Diversification Opportunities for Bounce and Celo
Good diversification
The 3 months correlation between Bounce and Celo is -0.01. Overlapping area represents the amount of risk that can be diversified away by holding Bounce and Celo in the same portfolio, assuming nothing else is changed. The correlation between historical prices or returns on Celo and Bounce is a relative statistical measure of the degree to which these equity instruments tend to move together. The correlation coefficient measures the extent to which returns on Bounce are associated (or correlated) with Celo. Values of the correlation coefficient range from -1 to +1, where. The correlation of zero (0) is possible when the price movement of Celo has no effect on the direction of Bounce i.e., Bounce and Celo go up and down completely randomly.
Pair Corralation between Bounce and Celo
Assuming the 90 days trading horizon Bounce is expected to generate 1.76 times more return on investment than Celo. However, Bounce is 1.76 times more volatile than Celo. It trades about 0.09 of its potential returns per unit of risk. Celo is currently generating about 0.06 per unit of risk. If you would invest 551.00 in Bounce on January 25, 2024 and sell it today you would earn a total of 1,273 from holding Bounce or generate 231.03% return on investment over 90 days.

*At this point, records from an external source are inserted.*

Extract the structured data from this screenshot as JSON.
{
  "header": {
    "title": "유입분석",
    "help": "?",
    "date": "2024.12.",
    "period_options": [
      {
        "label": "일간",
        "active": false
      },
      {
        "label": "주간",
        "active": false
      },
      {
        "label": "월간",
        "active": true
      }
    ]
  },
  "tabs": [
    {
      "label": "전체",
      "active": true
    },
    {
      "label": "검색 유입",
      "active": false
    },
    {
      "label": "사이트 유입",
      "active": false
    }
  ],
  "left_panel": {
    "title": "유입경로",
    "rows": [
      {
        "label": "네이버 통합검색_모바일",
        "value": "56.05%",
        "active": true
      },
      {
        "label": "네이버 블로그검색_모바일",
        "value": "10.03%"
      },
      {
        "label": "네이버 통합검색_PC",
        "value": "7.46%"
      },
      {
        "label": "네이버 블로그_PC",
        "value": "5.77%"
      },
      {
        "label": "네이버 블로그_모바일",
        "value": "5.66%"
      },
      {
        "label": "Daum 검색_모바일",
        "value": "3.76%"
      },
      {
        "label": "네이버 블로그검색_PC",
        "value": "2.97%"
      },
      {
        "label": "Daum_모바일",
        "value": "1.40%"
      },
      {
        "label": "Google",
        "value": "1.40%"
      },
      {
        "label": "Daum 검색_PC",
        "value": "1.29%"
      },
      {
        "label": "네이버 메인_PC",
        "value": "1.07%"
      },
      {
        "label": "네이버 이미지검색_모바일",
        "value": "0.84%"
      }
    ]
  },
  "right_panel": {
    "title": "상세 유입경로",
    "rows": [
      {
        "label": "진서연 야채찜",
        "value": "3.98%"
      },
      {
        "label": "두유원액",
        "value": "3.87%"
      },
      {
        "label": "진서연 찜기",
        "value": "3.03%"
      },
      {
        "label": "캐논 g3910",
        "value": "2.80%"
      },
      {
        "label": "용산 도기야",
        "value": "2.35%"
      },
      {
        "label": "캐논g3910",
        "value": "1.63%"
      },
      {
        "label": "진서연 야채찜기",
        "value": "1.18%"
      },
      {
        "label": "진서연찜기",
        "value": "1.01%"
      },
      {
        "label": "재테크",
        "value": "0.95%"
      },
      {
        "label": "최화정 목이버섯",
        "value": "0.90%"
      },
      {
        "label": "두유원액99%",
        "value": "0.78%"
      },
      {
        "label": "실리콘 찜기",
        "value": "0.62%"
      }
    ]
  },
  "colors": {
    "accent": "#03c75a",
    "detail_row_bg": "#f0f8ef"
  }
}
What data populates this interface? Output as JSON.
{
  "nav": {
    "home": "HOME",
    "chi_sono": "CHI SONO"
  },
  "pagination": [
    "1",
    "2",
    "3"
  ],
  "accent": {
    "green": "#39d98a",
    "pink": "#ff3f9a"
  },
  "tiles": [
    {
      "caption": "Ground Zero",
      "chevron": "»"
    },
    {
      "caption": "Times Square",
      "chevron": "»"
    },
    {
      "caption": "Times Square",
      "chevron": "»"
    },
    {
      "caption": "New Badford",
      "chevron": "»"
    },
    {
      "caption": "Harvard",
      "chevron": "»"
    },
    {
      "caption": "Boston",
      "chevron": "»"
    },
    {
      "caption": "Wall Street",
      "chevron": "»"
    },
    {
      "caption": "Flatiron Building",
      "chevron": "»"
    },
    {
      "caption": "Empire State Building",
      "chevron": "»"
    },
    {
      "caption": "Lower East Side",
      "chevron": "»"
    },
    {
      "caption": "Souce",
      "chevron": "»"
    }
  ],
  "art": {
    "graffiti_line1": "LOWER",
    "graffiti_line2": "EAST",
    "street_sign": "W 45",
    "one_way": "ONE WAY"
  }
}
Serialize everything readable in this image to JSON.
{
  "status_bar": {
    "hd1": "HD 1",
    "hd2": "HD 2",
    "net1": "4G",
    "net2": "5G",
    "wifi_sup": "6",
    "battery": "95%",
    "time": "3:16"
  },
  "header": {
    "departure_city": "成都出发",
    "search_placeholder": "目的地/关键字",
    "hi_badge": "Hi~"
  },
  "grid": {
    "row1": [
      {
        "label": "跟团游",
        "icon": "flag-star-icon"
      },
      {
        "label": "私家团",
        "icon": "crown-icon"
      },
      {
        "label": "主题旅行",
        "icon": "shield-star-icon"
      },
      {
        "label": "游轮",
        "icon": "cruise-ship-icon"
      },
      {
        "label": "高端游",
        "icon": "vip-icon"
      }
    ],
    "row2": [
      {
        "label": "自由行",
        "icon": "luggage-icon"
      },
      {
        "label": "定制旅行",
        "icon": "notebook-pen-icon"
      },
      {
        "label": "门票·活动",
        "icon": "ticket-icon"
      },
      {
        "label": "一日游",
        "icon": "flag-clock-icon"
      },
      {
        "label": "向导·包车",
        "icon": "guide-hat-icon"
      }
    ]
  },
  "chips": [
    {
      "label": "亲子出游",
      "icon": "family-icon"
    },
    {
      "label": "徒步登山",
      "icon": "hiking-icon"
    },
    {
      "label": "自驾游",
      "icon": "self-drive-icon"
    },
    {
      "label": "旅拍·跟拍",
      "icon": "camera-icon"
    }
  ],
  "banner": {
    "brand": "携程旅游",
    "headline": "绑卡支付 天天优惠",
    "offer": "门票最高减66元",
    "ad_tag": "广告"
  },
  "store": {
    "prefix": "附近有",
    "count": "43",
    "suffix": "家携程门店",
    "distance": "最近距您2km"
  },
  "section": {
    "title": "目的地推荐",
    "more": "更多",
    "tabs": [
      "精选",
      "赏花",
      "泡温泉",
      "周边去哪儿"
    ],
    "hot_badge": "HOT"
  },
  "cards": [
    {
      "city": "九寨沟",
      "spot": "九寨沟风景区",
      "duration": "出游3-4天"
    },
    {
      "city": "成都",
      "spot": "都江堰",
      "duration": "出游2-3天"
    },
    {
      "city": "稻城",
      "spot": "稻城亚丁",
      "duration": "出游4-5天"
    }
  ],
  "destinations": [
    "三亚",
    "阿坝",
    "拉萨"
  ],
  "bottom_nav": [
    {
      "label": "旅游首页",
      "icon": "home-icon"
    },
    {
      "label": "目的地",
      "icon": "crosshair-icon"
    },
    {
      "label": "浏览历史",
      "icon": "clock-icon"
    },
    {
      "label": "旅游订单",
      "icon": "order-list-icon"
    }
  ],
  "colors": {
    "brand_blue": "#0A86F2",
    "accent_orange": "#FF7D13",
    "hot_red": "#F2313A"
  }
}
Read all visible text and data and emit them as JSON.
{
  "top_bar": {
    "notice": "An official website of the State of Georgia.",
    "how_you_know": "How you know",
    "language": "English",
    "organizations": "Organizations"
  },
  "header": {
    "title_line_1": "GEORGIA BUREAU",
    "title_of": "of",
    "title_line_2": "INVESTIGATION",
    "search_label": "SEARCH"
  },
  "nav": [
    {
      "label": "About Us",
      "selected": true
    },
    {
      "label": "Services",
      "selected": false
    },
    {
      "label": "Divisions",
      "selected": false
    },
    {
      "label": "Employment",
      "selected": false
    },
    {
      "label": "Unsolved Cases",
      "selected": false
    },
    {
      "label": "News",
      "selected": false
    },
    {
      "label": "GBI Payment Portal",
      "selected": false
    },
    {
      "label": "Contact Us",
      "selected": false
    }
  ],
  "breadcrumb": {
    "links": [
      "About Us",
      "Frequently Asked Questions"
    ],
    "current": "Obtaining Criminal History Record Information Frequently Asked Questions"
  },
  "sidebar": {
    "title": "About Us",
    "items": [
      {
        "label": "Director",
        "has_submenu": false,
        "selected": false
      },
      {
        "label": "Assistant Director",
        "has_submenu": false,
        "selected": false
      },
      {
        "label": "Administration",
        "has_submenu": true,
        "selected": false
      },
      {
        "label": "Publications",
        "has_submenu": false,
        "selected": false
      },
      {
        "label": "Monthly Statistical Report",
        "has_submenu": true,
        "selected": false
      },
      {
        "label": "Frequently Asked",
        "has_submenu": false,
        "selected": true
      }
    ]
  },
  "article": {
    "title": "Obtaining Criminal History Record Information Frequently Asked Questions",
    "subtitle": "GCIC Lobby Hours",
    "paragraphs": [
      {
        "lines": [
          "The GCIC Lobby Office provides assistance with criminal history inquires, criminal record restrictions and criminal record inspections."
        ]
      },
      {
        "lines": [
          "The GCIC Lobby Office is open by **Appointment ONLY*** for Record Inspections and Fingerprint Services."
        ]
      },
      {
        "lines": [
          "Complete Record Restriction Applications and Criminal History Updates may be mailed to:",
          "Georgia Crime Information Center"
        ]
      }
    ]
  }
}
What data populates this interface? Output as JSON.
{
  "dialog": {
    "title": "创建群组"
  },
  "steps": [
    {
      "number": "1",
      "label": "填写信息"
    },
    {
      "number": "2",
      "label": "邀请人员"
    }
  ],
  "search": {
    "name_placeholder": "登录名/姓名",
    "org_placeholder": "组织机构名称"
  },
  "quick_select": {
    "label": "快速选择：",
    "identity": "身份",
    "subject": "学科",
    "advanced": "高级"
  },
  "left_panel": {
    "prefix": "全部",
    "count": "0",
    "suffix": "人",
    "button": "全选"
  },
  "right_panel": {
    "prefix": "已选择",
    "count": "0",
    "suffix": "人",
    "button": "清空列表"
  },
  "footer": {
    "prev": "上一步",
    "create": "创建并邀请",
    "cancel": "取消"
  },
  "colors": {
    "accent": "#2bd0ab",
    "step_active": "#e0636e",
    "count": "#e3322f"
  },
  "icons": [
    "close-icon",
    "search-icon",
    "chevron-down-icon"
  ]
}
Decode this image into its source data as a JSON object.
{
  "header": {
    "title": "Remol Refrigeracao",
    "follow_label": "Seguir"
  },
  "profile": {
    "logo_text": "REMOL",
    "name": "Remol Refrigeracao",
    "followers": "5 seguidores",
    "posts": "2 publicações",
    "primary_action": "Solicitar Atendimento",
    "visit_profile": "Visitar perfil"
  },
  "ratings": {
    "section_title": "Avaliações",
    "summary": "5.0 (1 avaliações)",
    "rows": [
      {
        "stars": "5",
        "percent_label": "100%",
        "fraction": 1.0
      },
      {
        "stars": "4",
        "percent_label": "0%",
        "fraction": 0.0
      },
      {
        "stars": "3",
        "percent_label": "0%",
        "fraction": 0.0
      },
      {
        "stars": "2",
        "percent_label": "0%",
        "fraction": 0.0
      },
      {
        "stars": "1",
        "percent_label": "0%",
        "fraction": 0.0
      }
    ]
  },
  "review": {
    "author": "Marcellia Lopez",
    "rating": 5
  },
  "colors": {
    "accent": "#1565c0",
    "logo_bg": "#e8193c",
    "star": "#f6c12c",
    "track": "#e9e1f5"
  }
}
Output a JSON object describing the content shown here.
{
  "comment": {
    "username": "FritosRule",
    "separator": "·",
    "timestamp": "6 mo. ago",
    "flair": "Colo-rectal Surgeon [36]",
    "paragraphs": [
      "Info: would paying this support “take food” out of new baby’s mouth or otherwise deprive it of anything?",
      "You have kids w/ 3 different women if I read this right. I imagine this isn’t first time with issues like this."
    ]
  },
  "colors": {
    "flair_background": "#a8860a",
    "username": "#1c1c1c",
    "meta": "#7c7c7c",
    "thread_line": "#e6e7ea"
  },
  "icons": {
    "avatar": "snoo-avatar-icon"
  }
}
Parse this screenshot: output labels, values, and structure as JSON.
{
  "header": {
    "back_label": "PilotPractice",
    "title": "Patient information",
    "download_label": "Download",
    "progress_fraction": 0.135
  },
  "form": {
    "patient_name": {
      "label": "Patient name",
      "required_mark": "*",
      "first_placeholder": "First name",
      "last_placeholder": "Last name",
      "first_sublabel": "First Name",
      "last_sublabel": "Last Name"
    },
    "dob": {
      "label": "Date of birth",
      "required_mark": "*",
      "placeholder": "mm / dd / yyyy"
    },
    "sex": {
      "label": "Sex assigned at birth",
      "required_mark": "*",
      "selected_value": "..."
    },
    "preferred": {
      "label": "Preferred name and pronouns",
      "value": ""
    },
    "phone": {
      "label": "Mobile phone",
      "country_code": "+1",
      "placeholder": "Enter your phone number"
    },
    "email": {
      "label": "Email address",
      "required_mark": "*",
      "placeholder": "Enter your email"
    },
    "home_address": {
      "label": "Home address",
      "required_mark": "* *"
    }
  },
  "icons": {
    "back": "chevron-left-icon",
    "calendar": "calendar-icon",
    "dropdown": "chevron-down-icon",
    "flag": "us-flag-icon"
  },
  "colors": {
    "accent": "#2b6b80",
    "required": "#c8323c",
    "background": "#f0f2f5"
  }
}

Time Period | 3 Months [change] |
Direction | Moves Against |
Strength | Insignificant |
Accuracy | 100.0% |
Values | Daily Returns |
Bounce vs. Celo
Performance |
Timeline |
Bounce |
Celo |
Bounce and Celo Volatility Contrast
Predicted Return Density |
Returns |
Pair Trading with Bounce and Celo
The main advantage of trading using opposite Bounce and Celo positions is that it hedges away some unsystematic risk. Because of two separate transactions, even if Bounce position performs unexpectedly, Celo can make up some of the losses. Pair trading also minimizes risk from directional movements in the market. For example, if an entire industry or sector drops because of unexpected headlines, the short position in Celo will offset losses from the drop in Celo's long position.The idea behind Bounce and Celo pairs trading is to make the combined position market-neutral, meaning the overall market's direction will not affect its win or loss (or potential downside or upside). This can be achieved by designing a pairs trade with two highly correlated stocks or equities that operate in a similar space or sector, making it possible to obtain profits through simple and relatively low-risk investment.Check out your portfolio center.Note that this page's information should be used as a complementary analysis to find the right mix of equity instruments to add to your existing portfolios or create a brand new portfolio. You can also try the Fundamental Analysis module to view fundamental data based on most recent published financial statements.